Casper grinned. He stood slowly and sauntered to the wall. There, he opened a cabinet door. “Maybe we can change that,” he said.

Inside were a series of long knives. Casper pulled one out, a thin blade that made a high-pitched shhhhink.

Atticus felt the blood rush from his head. For a moment he could see only white spots. The room around him seemed to shrink, its frigid temperature warming, the walls rushing in, everything decaying into a tiny trap… .

His brain flashed an image of the tiny room at the airport. A men’s room. A tiny can.

Germ Away.

“I know! I mean, I don’t know!” he blurted, words propelling through his mouth before he could think. “That is, in actuality, I don’t know the information. In my head. But I have it. All of it. That’s how we Guardians do it. Even though we’re, like, nerds and geniuses, all we know is the inscription.”

Casper cocked his head. “The what?”

“Encryption!” Atticus said.

Slow down. Think.

Casper came closer, casually sliding the blade along his fingernail and shaving off a thin slice as if it were butter. “Go on… .”

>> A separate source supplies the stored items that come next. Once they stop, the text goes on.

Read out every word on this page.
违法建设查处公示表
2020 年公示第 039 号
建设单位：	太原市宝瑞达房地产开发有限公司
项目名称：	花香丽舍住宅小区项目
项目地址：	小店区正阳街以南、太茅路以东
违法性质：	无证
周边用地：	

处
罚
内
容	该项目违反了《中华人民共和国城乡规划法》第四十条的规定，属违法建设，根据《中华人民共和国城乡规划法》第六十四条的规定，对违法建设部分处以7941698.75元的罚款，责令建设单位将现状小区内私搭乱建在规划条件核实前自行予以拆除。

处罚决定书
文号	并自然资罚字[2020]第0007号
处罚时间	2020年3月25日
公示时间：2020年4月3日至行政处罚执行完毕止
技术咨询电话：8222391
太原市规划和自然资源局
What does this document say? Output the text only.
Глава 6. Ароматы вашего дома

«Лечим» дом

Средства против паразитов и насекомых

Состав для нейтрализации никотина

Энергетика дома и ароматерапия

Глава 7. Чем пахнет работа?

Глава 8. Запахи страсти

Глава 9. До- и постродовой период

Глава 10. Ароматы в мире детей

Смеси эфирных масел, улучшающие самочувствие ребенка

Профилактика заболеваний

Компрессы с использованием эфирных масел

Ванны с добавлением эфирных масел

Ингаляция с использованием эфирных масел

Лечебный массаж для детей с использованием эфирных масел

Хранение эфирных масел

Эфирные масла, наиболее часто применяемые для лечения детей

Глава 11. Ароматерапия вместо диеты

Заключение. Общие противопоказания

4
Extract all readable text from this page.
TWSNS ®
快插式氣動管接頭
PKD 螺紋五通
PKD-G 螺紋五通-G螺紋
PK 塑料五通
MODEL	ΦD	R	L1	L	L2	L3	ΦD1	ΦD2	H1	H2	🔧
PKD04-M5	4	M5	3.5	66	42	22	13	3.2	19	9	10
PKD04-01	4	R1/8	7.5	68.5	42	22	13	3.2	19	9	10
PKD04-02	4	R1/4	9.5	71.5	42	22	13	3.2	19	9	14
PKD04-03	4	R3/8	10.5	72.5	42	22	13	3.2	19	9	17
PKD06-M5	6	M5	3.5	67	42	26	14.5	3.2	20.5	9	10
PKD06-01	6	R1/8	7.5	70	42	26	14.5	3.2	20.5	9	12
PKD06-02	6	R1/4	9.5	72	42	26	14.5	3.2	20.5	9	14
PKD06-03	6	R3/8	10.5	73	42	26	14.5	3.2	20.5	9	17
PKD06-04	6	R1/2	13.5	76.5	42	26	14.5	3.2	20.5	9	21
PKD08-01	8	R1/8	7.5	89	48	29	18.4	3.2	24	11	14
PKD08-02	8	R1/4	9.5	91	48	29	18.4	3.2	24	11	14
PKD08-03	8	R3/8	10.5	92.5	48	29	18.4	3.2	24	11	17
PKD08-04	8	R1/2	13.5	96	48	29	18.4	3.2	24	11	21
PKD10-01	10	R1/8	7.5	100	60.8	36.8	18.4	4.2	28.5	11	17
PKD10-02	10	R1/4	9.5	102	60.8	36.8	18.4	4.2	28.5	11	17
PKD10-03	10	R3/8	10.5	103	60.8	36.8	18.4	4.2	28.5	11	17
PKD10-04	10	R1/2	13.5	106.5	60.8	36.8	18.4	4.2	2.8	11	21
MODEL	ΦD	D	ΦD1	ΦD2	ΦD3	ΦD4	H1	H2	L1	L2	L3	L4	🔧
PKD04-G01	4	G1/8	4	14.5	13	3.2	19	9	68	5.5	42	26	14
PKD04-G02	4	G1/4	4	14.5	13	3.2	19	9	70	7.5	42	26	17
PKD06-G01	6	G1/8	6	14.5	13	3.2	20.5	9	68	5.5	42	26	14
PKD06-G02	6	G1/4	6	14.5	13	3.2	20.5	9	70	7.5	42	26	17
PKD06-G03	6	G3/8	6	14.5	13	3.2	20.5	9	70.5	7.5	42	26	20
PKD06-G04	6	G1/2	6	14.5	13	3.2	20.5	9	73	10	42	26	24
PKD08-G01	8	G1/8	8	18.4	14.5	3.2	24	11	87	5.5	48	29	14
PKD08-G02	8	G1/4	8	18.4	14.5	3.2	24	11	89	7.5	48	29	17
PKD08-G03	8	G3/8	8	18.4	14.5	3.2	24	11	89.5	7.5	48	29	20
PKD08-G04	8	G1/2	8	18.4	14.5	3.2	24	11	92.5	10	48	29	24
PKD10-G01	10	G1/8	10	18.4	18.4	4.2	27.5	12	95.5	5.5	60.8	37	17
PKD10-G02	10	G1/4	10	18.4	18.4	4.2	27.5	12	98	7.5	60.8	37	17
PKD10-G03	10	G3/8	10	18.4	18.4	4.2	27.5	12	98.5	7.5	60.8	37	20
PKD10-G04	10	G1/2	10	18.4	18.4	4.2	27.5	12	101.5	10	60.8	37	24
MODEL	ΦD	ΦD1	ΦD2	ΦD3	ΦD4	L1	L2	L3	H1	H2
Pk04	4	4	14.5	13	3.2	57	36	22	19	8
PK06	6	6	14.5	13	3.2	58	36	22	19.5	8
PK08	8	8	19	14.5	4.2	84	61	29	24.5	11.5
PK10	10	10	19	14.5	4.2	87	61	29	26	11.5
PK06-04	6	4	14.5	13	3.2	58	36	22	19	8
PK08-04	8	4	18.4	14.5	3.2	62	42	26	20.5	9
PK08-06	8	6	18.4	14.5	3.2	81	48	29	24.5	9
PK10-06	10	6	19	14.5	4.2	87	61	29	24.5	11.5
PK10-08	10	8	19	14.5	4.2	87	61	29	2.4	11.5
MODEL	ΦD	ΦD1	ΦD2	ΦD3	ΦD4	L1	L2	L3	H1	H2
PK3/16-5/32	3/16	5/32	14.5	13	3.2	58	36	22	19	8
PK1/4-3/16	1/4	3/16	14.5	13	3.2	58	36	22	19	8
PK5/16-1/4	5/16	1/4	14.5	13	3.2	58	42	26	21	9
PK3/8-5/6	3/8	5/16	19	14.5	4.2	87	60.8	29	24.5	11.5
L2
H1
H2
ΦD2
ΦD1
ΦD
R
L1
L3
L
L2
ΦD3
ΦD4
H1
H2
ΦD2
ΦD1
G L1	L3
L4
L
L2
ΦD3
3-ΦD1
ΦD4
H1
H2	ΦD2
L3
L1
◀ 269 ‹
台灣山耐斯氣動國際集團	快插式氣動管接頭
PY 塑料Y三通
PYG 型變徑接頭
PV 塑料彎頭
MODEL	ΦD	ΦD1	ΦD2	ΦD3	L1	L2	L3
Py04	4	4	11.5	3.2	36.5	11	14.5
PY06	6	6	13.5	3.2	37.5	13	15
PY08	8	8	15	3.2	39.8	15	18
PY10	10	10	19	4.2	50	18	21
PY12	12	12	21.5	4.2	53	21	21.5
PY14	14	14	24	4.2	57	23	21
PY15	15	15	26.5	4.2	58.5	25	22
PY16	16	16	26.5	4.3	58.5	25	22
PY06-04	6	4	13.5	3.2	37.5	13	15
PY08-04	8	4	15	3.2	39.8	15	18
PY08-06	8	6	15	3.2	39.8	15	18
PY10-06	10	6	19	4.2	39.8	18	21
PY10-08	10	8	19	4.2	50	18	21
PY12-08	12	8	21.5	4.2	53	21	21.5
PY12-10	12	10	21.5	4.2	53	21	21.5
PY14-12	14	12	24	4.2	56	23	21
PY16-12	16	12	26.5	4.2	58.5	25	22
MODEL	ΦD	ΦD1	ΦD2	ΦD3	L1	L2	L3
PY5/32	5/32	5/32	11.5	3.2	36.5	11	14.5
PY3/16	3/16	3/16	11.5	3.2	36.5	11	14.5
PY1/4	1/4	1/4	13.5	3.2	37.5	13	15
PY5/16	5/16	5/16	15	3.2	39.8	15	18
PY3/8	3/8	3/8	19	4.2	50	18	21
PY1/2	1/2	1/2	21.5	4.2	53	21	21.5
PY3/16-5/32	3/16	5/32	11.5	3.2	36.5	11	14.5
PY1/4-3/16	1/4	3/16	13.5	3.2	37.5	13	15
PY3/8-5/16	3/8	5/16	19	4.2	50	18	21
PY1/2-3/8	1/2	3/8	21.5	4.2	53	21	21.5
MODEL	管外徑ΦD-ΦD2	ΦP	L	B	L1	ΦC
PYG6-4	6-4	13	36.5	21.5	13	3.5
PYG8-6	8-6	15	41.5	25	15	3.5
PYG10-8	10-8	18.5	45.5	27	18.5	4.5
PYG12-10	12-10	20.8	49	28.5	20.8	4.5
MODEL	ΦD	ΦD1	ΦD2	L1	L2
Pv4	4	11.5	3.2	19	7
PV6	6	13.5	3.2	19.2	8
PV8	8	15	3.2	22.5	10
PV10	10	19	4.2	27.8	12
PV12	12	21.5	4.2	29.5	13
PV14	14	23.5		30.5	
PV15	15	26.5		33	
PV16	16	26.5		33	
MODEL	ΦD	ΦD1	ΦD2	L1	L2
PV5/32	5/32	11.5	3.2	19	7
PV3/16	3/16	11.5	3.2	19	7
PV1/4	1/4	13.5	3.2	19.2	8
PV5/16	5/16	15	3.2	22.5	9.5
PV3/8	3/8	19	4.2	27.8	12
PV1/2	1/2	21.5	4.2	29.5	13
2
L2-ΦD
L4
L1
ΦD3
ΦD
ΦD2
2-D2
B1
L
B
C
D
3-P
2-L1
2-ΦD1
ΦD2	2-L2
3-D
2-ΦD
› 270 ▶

“It … it’s a precaution,” he said. “To avoid hypnosis. And torture. And truth serums. We just know the key sequence, that’s all. So we can decrypt it.”

Casper flung the blade’s tip forward, sending a fingernail into Atticus’s face. “What. Exactly. Is it. That you decrypt?

“It’s all in my flash drive!” Atticus said.

Cheyenne looked dismayed. “The one I smashed under my foot at the airport?”

“No!” Atticus shot back. “Another one. Hidden on my key chain.”

Casper’s face darkened. He lifted the blade carefully over his head. Then, with gritted teeth, he hurled the knife at Atticus.

Atticus screamed and ducked. The blade tore through the fabric of the seat and impaled itself into the table behind.

“That’s for making me have to go and get that stupid key chain,” Casper said. “I threw it in the trash can outside. It was ruining the hang of my pants.”

As he left, Cheyenne walked over to the bank of clocks. She stopped near one that said EASTERN STANDARD TIME, US, which read 7:02 A.M.

“This is Boston time, set precisely by the atomic clock,” she said. “All your little friends are waking up and getting ready for school. In a half hour, at seven thirty-two, they will be running for the school bus. And you, halfway across the world, will have decrypted your flash drive and given us all your supposed information.”

Atticus was shaking too hard to agree.

A half hour?

Even if he could make contact – with anyone – a half hour was not enough time. “I – I – m-m -”

“Chill out,” Cheyenne said. “You’re among friends.”

I may need more time,” Atticus blurted out. “I need to … write code.”

“It’s a fast computer,” Cheyenne drawled.

“But I’m a human,” Atticus said. “Not even Mark Zuckerberg can code that fast!”

Cheyenne walked to the table where the knife was lodged. She yanked it out and held it toward the light. “Well, then … epic fail.”